Watch those backgrounds!

Another tool in improving the look of your images is to carefully watch your backgrounds.  Pay particular attention to man made objects such as telephone poles, street lights, signs, cars, etc.  These can be very distracting to the image you shoot, and considerably take away from the composition and strength of the shot.

Many times, these distractions are easy to fix, if you are paying attention.  Moving 3-5 feet may allow an object to be hidden, or no longer be in the frame.  Or perhaps, crouching will allow the top of a pole or other tall item to be hidden by the train.  If not, perhaps a lower angle from a ditch, gully, or other spot below the right of way.  This technique will require shoot upwards towards the train as opposed to the more typical track side shot, but this type of angle can hide  many distractions.  For example, behind the shot below is a track side signal, easily hidden by the low angle.  Also, a major interstate highway is also on the opposite side of the tracks.  Had a more normal, at grade shot been made, or a shot with slight elevation above the tracks, not only would the signal likely be showing from behind the train, but an interstate highway with numerous vehicles would have easily been seen, very much distracting from the scene.  However, by going low, all distractions have been removed, with a clean sky behind the train, with attention to the subject matter, the train, considerably improving the shot.
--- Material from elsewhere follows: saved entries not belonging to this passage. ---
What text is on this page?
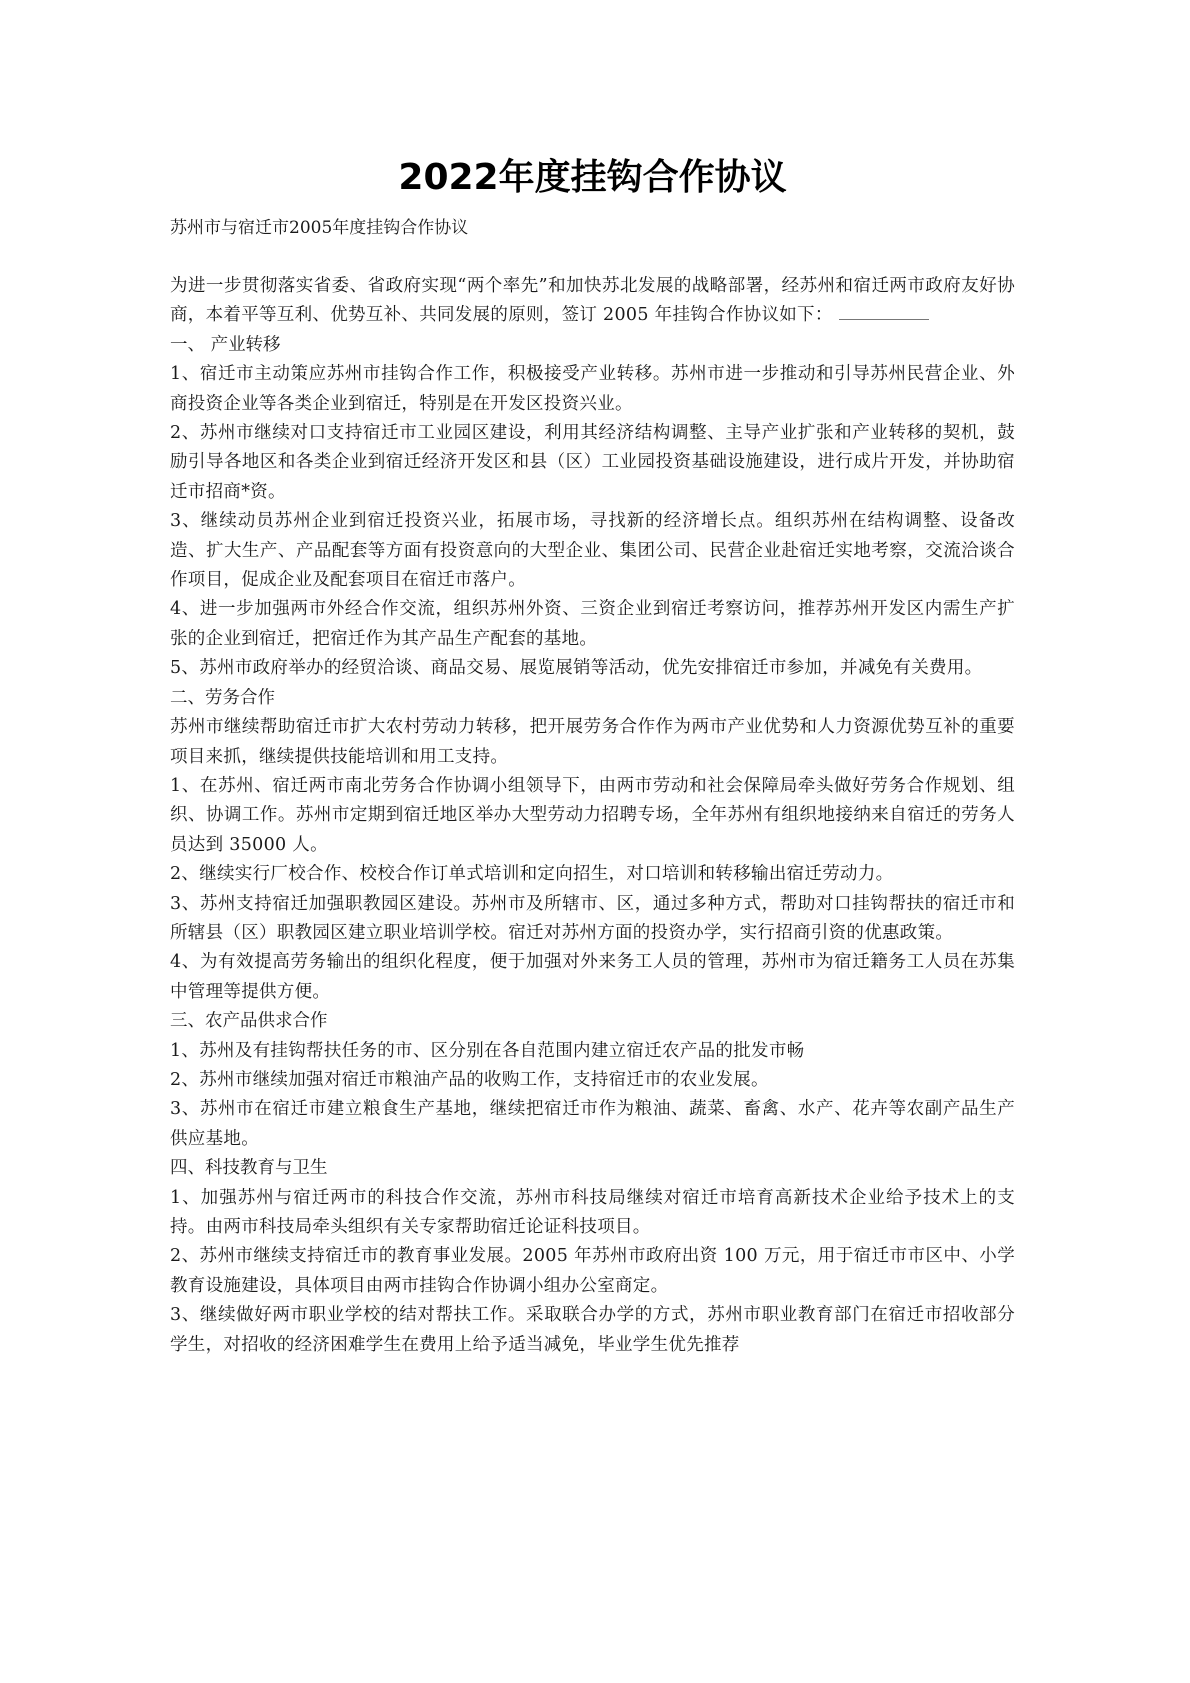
2022年度挂钩合作协议

苏州市与宿迁市2005年度挂钩合作协议

为进一步贯彻落实省委、省政府实现“两个率先”和加快苏北发展的战略部署，经苏州和宿迁两市政府友好协商，本着平等互利、优势互补、共同发展的原则，签订 2005 年挂钩合作协议如下：

一、 产业转移

1、宿迁市主动策应苏州市挂钩合作工作，积极接受产业转移。苏州市进一步推动和引导苏州民营企业、外商投资企业等各类企业到宿迁，特别是在开发区投资兴业。

2、苏州市继续对口支持宿迁市工业园区建设，利用其经济结构调整、主导产业扩张和产业转移的契机，鼓励引导各地区和各类企业到宿迁经济开发区和县（区）工业园投资基础设施建设，进行成片开发，并协助宿迁市招商*资。

3、继续动员苏州企业到宿迁投资兴业，拓展市场，寻找新的经济增长点。组织苏州在结构调整、设备改造、扩大生产、产品配套等方面有投资意向的大型企业、集团公司、民营企业赴宿迁实地考察，交流洽谈合作项目，促成企业及配套项目在宿迁市落户。

4、进一步加强两市外经合作交流，组织苏州外资、三资企业到宿迁考察访问，推荐苏州开发区内需生产扩张的企业到宿迁，把宿迁作为其产品生产配套的基地。

5、苏州市政府举办的经贸洽谈、商品交易、展览展销等活动，优先安排宿迁市参加，并减免有关费用。

二、劳务合作

苏州市继续帮助宿迁市扩大农村劳动力转移，把开展劳务合作作为两市产业优势和人力资源优势互补的重要项目来抓，继续提供技能培训和用工支持。

1、在苏州、宿迁两市南北劳务合作协调小组领导下，由两市劳动和社会保障局牵头做好劳务合作规划、组织、协调工作。苏州市定期到宿迁地区举办大型劳动力招聘专场，全年苏州有组织地接纳来自宿迁的劳务人员达到 35000 人。

2、继续实行厂校合作、校校合作订单式培训和定向招生，对口培训和转移输出宿迁劳动力。

3、苏州支持宿迁加强职教园区建设。苏州市及所辖市、区，通过多种方式，帮助对口挂钩帮扶的宿迁市和所辖县（区）职教园区建立职业培训学校。宿迁对苏州方面的投资办学，实行招商引资的优惠政策。

4、为有效提高劳务输出的组织化程度，便于加强对外来务工人员的管理，苏州市为宿迁籍务工人员在苏集中管理等提供方便。

三、农产品供求合作

1、苏州及有挂钩帮扶任务的市、区分别在各自范围内建立宿迁农产品的批发市畅

2、苏州市继续加强对宿迁市粮油产品的收购工作，支持宿迁市的农业发展。

3、苏州市在宿迁市建立粮食生产基地，继续把宿迁市作为粮油、蔬菜、畜禽、水产、花卉等农副产品生产供应基地。

四、科技教育与卫生

1、加强苏州与宿迁两市的科技合作交流，苏州市科技局继续对宿迁市培育高新技术企业给予技术上的支持。由两市科技局牵头组织有关专家帮助宿迁论证科技项目。

2、苏州市继续支持宿迁市的教育事业发展。2005 年苏州市政府出资 100 万元，用于宿迁市市区中、小学教育设施建设，具体项目由两市挂钩合作协调小组办公室商定。

3、继续做好两市职业学校的结对帮扶工作。采取联合办学的方式，苏州市职业教育部门在宿迁市招收部分学生，对招收的经济困难学生在费用上给予适当减免，毕业学生优先推荐
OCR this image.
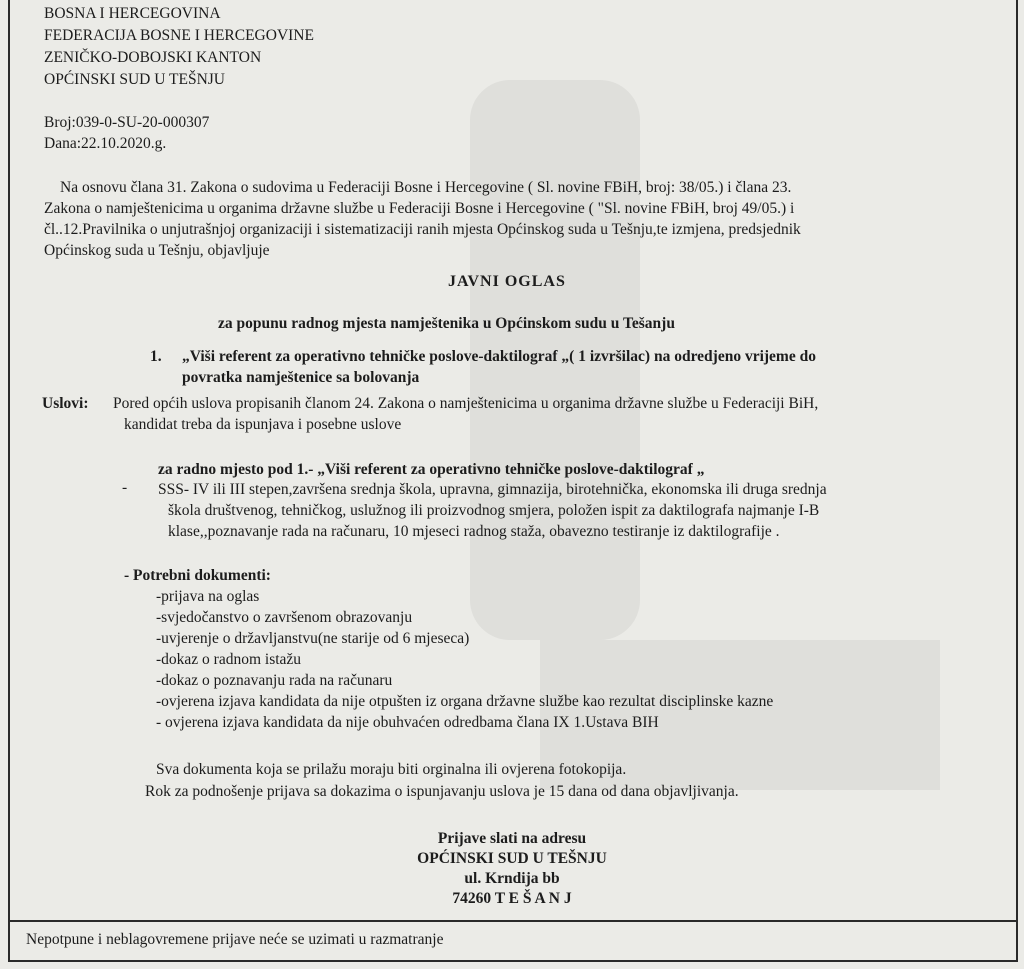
BOSNA I HERCEGOVINA
FEDERACIJA BOSNE I HERCEGOVINE
ZENIČKO-DOBOJSKI KANTON
OPĆINSKI SUD U TEŠNJU
Broj:039-0-SU-20-000307
Dana:22.10.2020.g.
Na osnovu člana 31. Zakona o sudovima u Federaciji Bosne i Hercegovine ( Sl. novine FBiH, broj: 38/05.) i člana 23.
Zakona o namještenicima u organima državne službe u Federaciji Bosne i Hercegovine ( "Sl. novine FBiH, broj 49/05.) i
čl..12.Pravilnika o unjutrašnjoj organizaciji i sistematizaciji ranih mjesta Općinskog suda u Tešnju,te izmjena, predsjednik
Općinskog suda u Tešnju, objavljuje
JAVNI OGLAS
za popunu radnog mjesta namještenika u Općinskom sudu u Tešanju
1. „Viši referent za operativno tehničke poslove-daktilograf „( 1 izvršilac) na odredjeno vrijeme do
povratka namještenice sa bolovanja
Uslovi: Pored općih uslova propisanih članom 24. Zakona o namještenicima u organima državne službe u Federaciji BiH,
kandidat treba da ispunjava i posebne uslove
za radno mjesto pod 1.- „Viši referent za operativno tehničke poslove-daktilograf „
- SSS- IV ili III stepen,završena srednja škola, upravna, gimnazija, birotehnička, ekonomska ili druga srednja
škola društvenog, tehničkog, uslužnog ili proizvodnog smjera, položen ispit za daktilografa najmanje I-B
klase,,poznavanje rada na računaru, 10 mjeseci radnog staža, obavezno testiranje iz daktilografije .
- Potrebni dokumenti:
-prijava na oglas
-svjedočanstvo o završenom obrazovanju
-uvjerenje o državljanstvu(ne starije od 6 mjeseca)
-dokaz o radnom istažu
-dokaz o poznavanju rada na računaru
-ovjerena izjava kandidata da nije otpušten iz organa državne službe kao rezultat disciplinske kazne
- ovjerena izjava kandidata da nije obuhvaćen odredbama člana IX 1.Ustava BIH
Sva dokumenta koja se prilažu moraju biti orginalna ili ovjerena fotokopija.
Rok za podnošenje prijava sa dokazima o ispunjavanju uslova je 15 dana od dana objavljivanja.
Prijave slati na adresu
OPĆINSKI SUD U TEŠNJU
ul. Krndija bb
74260 T E Š A N J
Nepotpune i neblagovremene prijave neće se uzimati u razmatranje
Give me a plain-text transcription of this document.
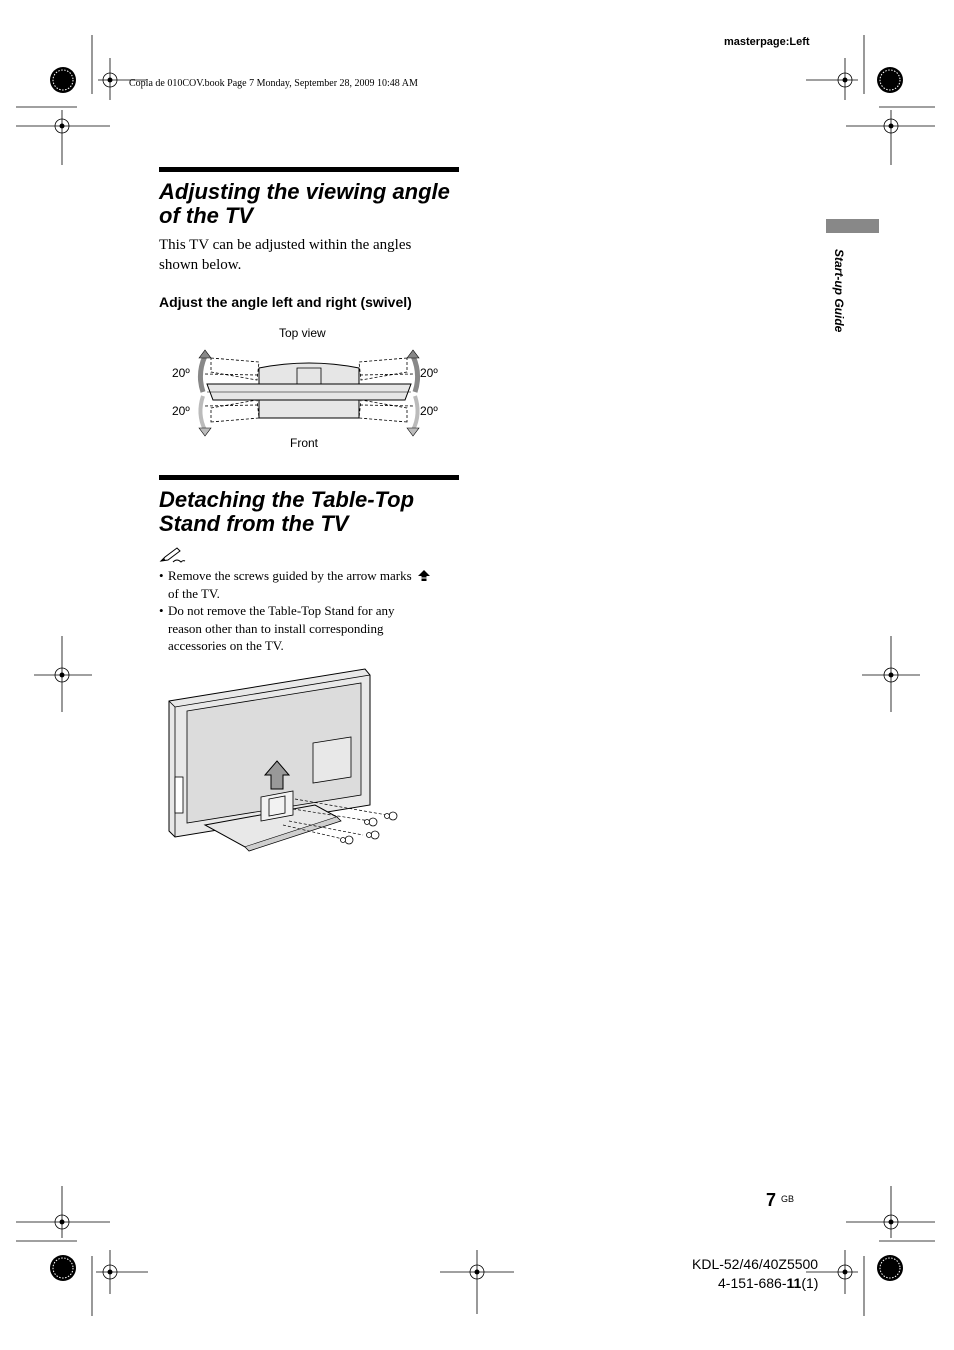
masterpage:Left
Copia de 010COV.book Page 7 Monday, September 28, 2009 10:48 AM
Start-up Guide
Adjusting the viewing angle
of the TV
This TV can be adjusted within the angles
shown below.
Adjust the angle left and right (swivel)
Top view
Front
20º
20º
20º
20º
Detaching the Table-Top
Stand from the TV
• Remove the screws guided by the arrow marks
of the TV.
• Do not remove the Table-Top Stand for any
reason other than to install corresponding
accessories on the TV.
7 GB
KDL-52/46/40Z5500
4-151-686-11(1)
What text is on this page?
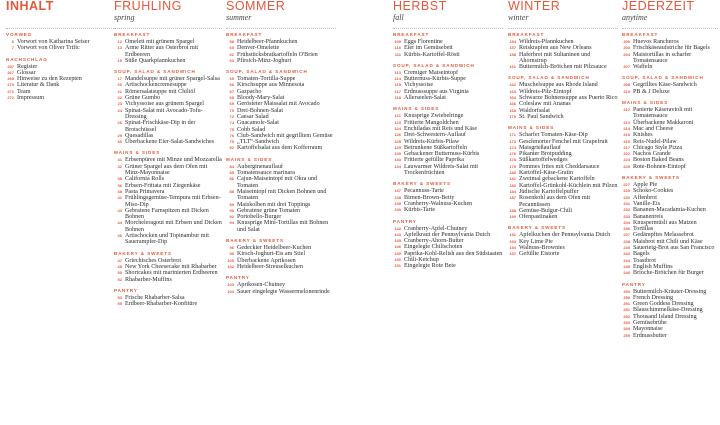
INHALT
VORWEG
6 Vorwort von Katharina Seiser
7 Vorwort von Oliver Trific
NACHSCHLAG
257 Register
267 Glossar
269 Hinweise zu den Rezepten
270 Literatur & Dank
271 Team
272 Impressum
FRÜHLING
spring
BREAKFAST
12 Omelett mit grünem Spargel
13 Arme Ritter aus Osterbrot mit Erdbeeren
15 Süße Quarkpfannkuchen
SOUP, SALAD & SANDWICH
17 Mandelsuppe mit grüner Spargel-Salsa
20 Artischockencremesuppe
21 Römersalatsuppe mit Chiliöl
22 Grüne Gumbo
23 Vichyssoise aus grünem Spargel
24 Spinat-Salat mit Avocado-Tofu-Dressing
26 Spinat-Frischkäse-Dip in der Brotschüssel
29 Quesadillas
30 Überbackene Eier-Salat-Sandwiches
MAINS & SIDES
31 Erbsenpüree mit Minze und Mozzarella
32 Grüner Spargel aus dem Ofen mit Minz-Mayonnaise
35 California Rolls
36 Erbsen-Frittata mit Ziegenkäse
38 Pasta Primavera
41 Frühlingsgemüse-Tempura mit Erbsen-Miso-Dip
43 Gebratene Farnspitzen mit Dicken Bohnen
44 Morcheleragout mit Erbsen und Dicken Bohnen
46 Artischocken und Topinambur mit Sauerampfer-Dip
BAKERY & SWEETS
47 Griechisches Osterbrot
48 New York Cheesecake mit Rhabarber
50 Shortcakes mit marinierten Erdbeeren
52 Rhabarber-Muffins
PANTRY
53 Frische Rhabarber-Salsa
55 Erdbeer-Rhabarber-Konfitüre
SOMMER
summer
BREAKFAST
58 Heidelbeer-Pfannkuchen
60 Denver-Omelette
62 Frühstücksbratkartoffeln O'Brien
63 Pfirsich-Minz-Joghurt
SOUP, SALAD & SANDWICH
65 Tomaten-Tortilla-Suppe
66 Kirschsuppe aus Minnesota
67 Gazpacho
68 Bloody-Mary-Salat
69 Gerösteter Maissalat mit Avocado
70 Drei-Bohnen-Salat
72 Caesar Salad
74 Guacamole-Salat
75 Cobb Salad
76 Club-Sandwich mit gegrilltem Gemüse
79 „TLT“-Sandwich
82 Kartoffelsalat aus dem Kofferraum
MAINS & SIDES
84 Auberginenauflauf
85 Tomatensauce marinara
86 Cajun-Maiseintopf mit Okra und Tomaten
88 Maiseintopf mit Dicken Bohnen und Tomaten
89 Maiskolben mit drei Toppings
90 Gebratene grüne Tomaten
92 Portobello-Burger
94 Knusprige Mini-Tortillas mit Bohnen und Salat
BAKERY & SWEETS
96 Gedeckter Heidelbeer-Kuchen
99 Kirsch-Joghurt-Eis am Stiel
100 Überbackene Aprikosen
102 Heidelbeer-Streuselkuchen
PANTRY
103 Aprikosen-Chutney
104 Sauer eingelegte Wassermelonenrinde
HERBST
fall
BREAKFAST
109 Eggs Florentine
110 Eier im Gemüsebett
111 Kürbis-Kartoffel-Rösti
SOUP, SALAD & SANDWICH
113 Cremiger Maiseintopf
114 Butternuss-Kürbis-Suppe
115 Vichyssoise
117 Erdnusssuppe aus Virginia
118 Allerseelen-Salat
MAINS & SIDES
121 Knusprige Zwiebelringe
123 Fritierte Mangoldchen
124 Enchiladas mit Reis und Käse
126 Drei-Schwestern-Auflauf
128 Wildreis-Kürbis-Pilaw
129 Betrunkene Süßkartoffeln
130 Gebackener Butternuss-Kürbis
133 Fritierte gefüllte Paprika
134 Lauwarmer Wildreis-Salat mit Trockenfrüchten
BAKERY & SWEETS
137 Pecannuss-Tarte
138 Birnen-Brown-Betty
139 Cranberry-Walnuss-Kuchen
140 Kürbis-Tarte
PANTRY
142 Cranberry-Apfel-Chutney
143 Apfelkraut der Pennsylvania Dutch
145 Cranberry-Ahorn-Butter
146 Eingelegte Chilischoten
149 Paprika-Kohl-Relish aus den Südstaaten
150 Chili-Ketchup
151 Eingelegte Rote Bete
WINTER
winter
BREAKFAST
154 Wildreis-Pfannkuchen
157 Reiskrapfen aus New Orleans
158 Haferbrei mit Sultaninen und Ahornsirup
161 Buttermilch-Brötchen mit Pilzsauce
SOUP, SALAD & SANDWICH
162 Muschelsuppe aus Rhode Island
163 Wildreis-Pilz-Eintopf
164 Schwarze Bohnensuppe aus Puerto Rico
166 Coleslaw mit Ananas
168 Waldorfsalat
170 St. Paul Sandwich
MAINS & SIDES
171 Scharfer Tomaten-Käse-Dip
173 Geschmorter Fenchel mit Grapefruit
174 Maisgrießauflauf
176 Pikanter Brotpudding
178 Süßkartoffelwedges
179 Pommes frites mit Cheddarsauce
180 Kartoffel-Käse-Gratin
181 Zweimal gebackene Kartoffeln
183 Kartoffel-Grünkohl-Küchlein mit Pilzen
184 Jüdische Kartoffelpuffer
187 Rosenkohl aus dem Ofen mit Pecannüssen
188 Gemüse-Bulgur-Chili
190 Ofenpastinaken
BAKERY & SWEETS
191 Apfelkuchen der Pennsylvania Dutch
193 Key Lime Pie
194 Walnuss-Brownies
197 Gefüllte Eistorte
JEDERZEIT
anytime
BREAKFAST
200 Huevos Rancheros
203 Frischkäseaufstriche für Bagels
204 Maistortillas in scharfer Tomatensauce
207 Waffeln
SOUP, SALAD & SANDWICH
208 Gegrilltes Käse-Sandwich
210 PB & J Deluxe
MAINS & SIDES
212 Panierte Käseravioli mit Tomatensauce
213 Überbackene Makkaroni
214 Mac and Cheese
215 Knishes
216 Reis-Nudel-Pilaw
217 Chicago Style Pizza
222 Nachos Grande
224 Boston Baked Beans
225 Rote-Bohnen-Eintopf
BAKERY & SWEETS
227 Apple Pie
229 Schoko-Cookies
230 Affenbrot
231 Vanille-Eis
232 Bananen-Macadamia-Kuchen
233 Bananenreis
234 Knuspermüsli aus Matzen
236 Tortillas
237 Gedämpftes Melassebrot
238 Maisbrot mit Chili und Käse
240 Sauerteig-Brot aus San Francisco
243 Bagels
244 Toastbrot
245 English Muffins
246 Brioche-Brötchen für Burger
PANTRY
250 Buttermilch-Kräuter-Dressing
250 French Dressing
251 Green Goddess Dressing
251 Blauschimmelkäse-Dressing
252 Thousand Island Dressing
253 Gemüsebrühe
254 Mayonnaise
255 Erdnussbutter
RR-20120313-JointLine-5At other times, it may not be possible to remove the distraction by simply moving, or lowering your position.  Another technique that can work would be utilizing a longer focal length combined with a shallow depth of field.  Although this may cause less of the train itself to be sharp, attention can be focused on the area of interest with the train, typically a head on shot (though a broadside could still work with this approach), rendering the background blurry and not competing for the attention of the viewer.  Although the image below was not shot wide open at f2.8 or f4, the background still blurred with the utilization of the long lens (300mm), reducing some of the distraction behind the train.  A more wide open aperture closer to f2.8 would have maximized this effect.


Yet another way to divert attention from a distracting background would be to utilize a wide angle lenses, particularly in the 16-20mm range.  Wide angle lenses result in the closer subjects being largest, and objects further away becoming quite small (the opposite of telephotos that compress the shot bringing in the background)..

So, to improve the results of your imagery, keep a careful eye on the backgrounds.  By carefully envisioning the shot, your images will significantly improve!


2 Responses to Watch those backgrounds!

  1. Tom Shank says:

    Tim… I have enjoyed your train photographs every since I discovered them some years ago. I particularly like the combination of your compositions with mid morning or late evening lighting. Your shots are clean and well thought out. I most particularly appreciate your eye for composition, however. And as expected, every shot is perfectly focused. Your shots are some of the very best I have seen both on the internet and in most train magazines. Each one is award worthy. You have the talent to make bad countryside look appealing. It is obvious to the trained (pun intended) eye that you definitely do your homework and “Go After” your shots. I think Focus is number one, followed by Lighting and then Composition. In truth, all three are essential ingredients for every shot. You do that very well. You would probably agree that “Luck” is also a big part of a special shot. However, luck is more to your advantage if you prepare early, go the extra distance, and have a passion for what you are doing. Trains are my passion and most obviously yours as well. That’s why I love your Train photography so much. Your Train photography inspires me to mimic your style and to spend more time mastering the art. Thank you for sharing your passion with us and hope that you will bring us more of the same. Sincerely, Tom Shank.